1. VORAUSSETZUNG

Sie haben ein ernsthaftes Anliegen, das einen Rechtsbeistand fordert, sodass jeder Antrag, der offensichtlich unbegründet ist, abgewiesen wird.

2. DREI KATEGORIEN

Es bestehen drei Kategorien.
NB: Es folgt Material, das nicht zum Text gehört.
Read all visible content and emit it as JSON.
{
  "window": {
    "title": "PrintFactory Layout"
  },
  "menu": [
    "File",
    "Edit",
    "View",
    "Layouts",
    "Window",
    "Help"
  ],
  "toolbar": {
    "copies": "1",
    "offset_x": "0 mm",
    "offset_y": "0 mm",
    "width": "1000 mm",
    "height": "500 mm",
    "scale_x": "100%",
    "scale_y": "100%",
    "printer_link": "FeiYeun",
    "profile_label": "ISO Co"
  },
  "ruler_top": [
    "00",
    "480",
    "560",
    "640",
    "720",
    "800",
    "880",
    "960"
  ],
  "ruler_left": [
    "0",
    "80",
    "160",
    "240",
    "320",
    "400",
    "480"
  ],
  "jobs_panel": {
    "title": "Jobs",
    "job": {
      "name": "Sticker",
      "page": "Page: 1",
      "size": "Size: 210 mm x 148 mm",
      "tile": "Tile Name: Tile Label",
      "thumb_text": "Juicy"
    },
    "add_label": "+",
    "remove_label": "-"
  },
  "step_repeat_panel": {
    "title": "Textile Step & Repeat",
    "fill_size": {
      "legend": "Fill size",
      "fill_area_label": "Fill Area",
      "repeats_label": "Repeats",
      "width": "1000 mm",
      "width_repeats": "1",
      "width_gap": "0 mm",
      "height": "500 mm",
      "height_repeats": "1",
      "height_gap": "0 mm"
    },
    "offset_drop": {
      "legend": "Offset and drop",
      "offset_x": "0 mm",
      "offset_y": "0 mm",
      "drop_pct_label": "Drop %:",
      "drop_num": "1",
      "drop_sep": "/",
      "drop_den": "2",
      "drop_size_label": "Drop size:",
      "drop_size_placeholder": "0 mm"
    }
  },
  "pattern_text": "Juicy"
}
Es ist demnach zu prüfen, welcher Kategorie Sie angehören:

2.1. JEDER MINDERJÄHRIGE HAT BEDINGUNGSLOS ANRECHT AUF EINEN PRO DEO ANWALT

Dies betrifft sowohl das Strafverfahren (auch wenn der Minderjährige bereits großjährig ist, insofern er die Straftaten während seiner Minderjährigkeit begangen hat) als auch das Jugendschutzverfahren.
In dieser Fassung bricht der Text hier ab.